2

If I have a simple grammar in tree-sitter:

rules: {
    expr: $ => choice(
        /[0-9]+/,
        prec.right(seq($.expr, /[+-]/, $.expr)),
    )
}

And an input:

3+4

I get the followng CST:

(start [0, 0] - [0, 3]
  (expr [0, 0] - [0, 3]
    (expr [0, 0] - [0, 1])
    (expr [0, 2] - [0, 3])))

So my question is, how do I get the values, i.e. what was parsed, from these nodes/leafes. I somehow have to evaluate the tree. I'm certainly sure there is way, because I can also do syntax-highlighting with tree-sitter, for what I need the values (I guess). But I read the documentation and couldn't find any note, how to do it.

Rip
  • 73
  • 2
  • 8

1 Answers1

5

Tree-sitter's syntax tree doesn't store copies of the input text.
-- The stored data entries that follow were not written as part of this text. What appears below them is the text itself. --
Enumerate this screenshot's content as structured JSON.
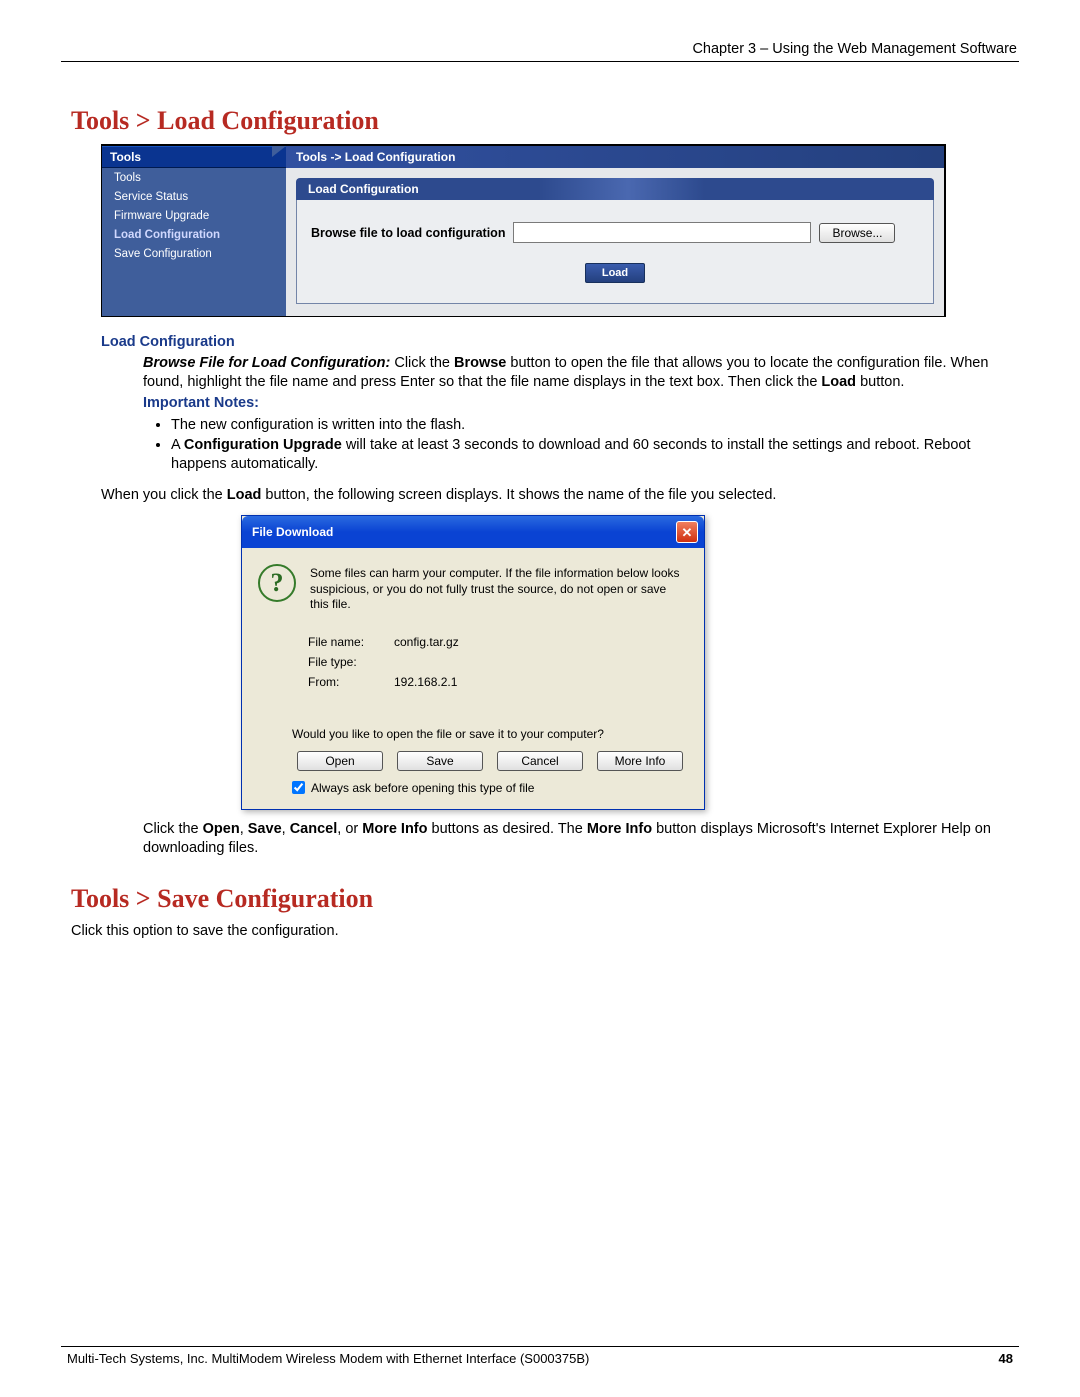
{
  "header": {
    "chapter": "Chapter 3 – Using the Web Management Software"
  },
  "section1": {
    "heading": "Tools > Load Configuration"
  },
  "webui": {
    "sidebar": {
      "tab": "Tools",
      "items": [
        "Tools",
        "Service Status",
        "Firmware Upgrade",
        "Load Configuration",
        "Save Configuration"
      ],
      "active_index": 3
    },
    "crumb": "Tools  ->  Load Configuration",
    "section_title": "Load Configuration",
    "browse_label": "Browse file to load configuration",
    "browse_btn": "Browse...",
    "load_btn": "Load"
  },
  "doc1": {
    "sub1": "Load Configuration",
    "p1_lead": "Browse File for Load Configuration:",
    "p1_rest_a": " Click the ",
    "p1_browse": "Browse",
    "p1_rest_b": " button to open the file that allows you to locate the configuration file. When found, highlight the file name and press Enter so that the file name displays in the text box. Then click the ",
    "p1_load": "Load",
    "p1_rest_c": " button.",
    "sub2": "Important Notes:",
    "bullets": {
      "b1": "The new configuration is written into the flash.",
      "b2_a": "A ",
      "b2_b": "Configuration Upgrade",
      "b2_c": " will take at least 3 seconds to download and 60 seconds to install the settings and reboot. Reboot happens automatically."
    },
    "after_a": "When you click the ",
    "after_load": "Load",
    "after_b": " button, the following screen displays. It shows the name of the file you selected."
  },
  "dialog": {
    "title": "File Download",
    "msg": "Some files can harm your computer. If the file information below looks suspicious, or you do not fully trust the source, do not open or save this file.",
    "filename_lbl": "File name:",
    "filename": "config.tar.gz",
    "filetype_lbl": "File type:",
    "filetype": "",
    "from_lbl": "From:",
    "from": "192.168.2.1",
    "question": "Would you like to open the file or save it to your computer?",
    "btn_open": "Open",
    "btn_save": "Save",
    "btn_cancel": "Cancel",
    "btn_more": "More Info",
    "always_ask": "Always ask before opening this type of file"
  },
  "doc2": {
    "p_a": "Click the ",
    "p_open": "Open",
    "p_s1": ", ",
    "p_save": "Save",
    "p_s2": ", ",
    "p_cancel": "Cancel",
    "p_s3": ", or ",
    "p_more": "More Info",
    "p_b": " buttons as desired. The ",
    "p_more2": "More Info",
    "p_c": " button displays Microsoft's Internet Explorer Help on downloading files."
  },
  "section2": {
    "heading": "Tools > Save Configuration",
    "text": "Click this option to save the configuration."
  },
  "footer": {
    "text": "Multi-Tech Systems, Inc. MultiModem Wireless Modem with Ethernet Interface (S000375B)",
    "page": "48"
  }
}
So to get the text of a particular token, you would have to use the ranges that Tree-sitter gives you to compute slices of your original source code.

In the python binding, this looks like this:

source_code_bytes = b'3 + 4'
tree = parser.parse(source_code_bytes)
node1 = tree.root_node.children[0].children[0]

node1_text = source_code_bytes[node1.start_byte:node1.end_byte].decode('utf8')
assert node1_text == '3'

In some language bindings, like the wasm binding, there is a .text helper for making this easier.

There is an open issue for adding this kind of helper function to the python binding.

maxbrunsfeld
  • 341
  • 2
  • 2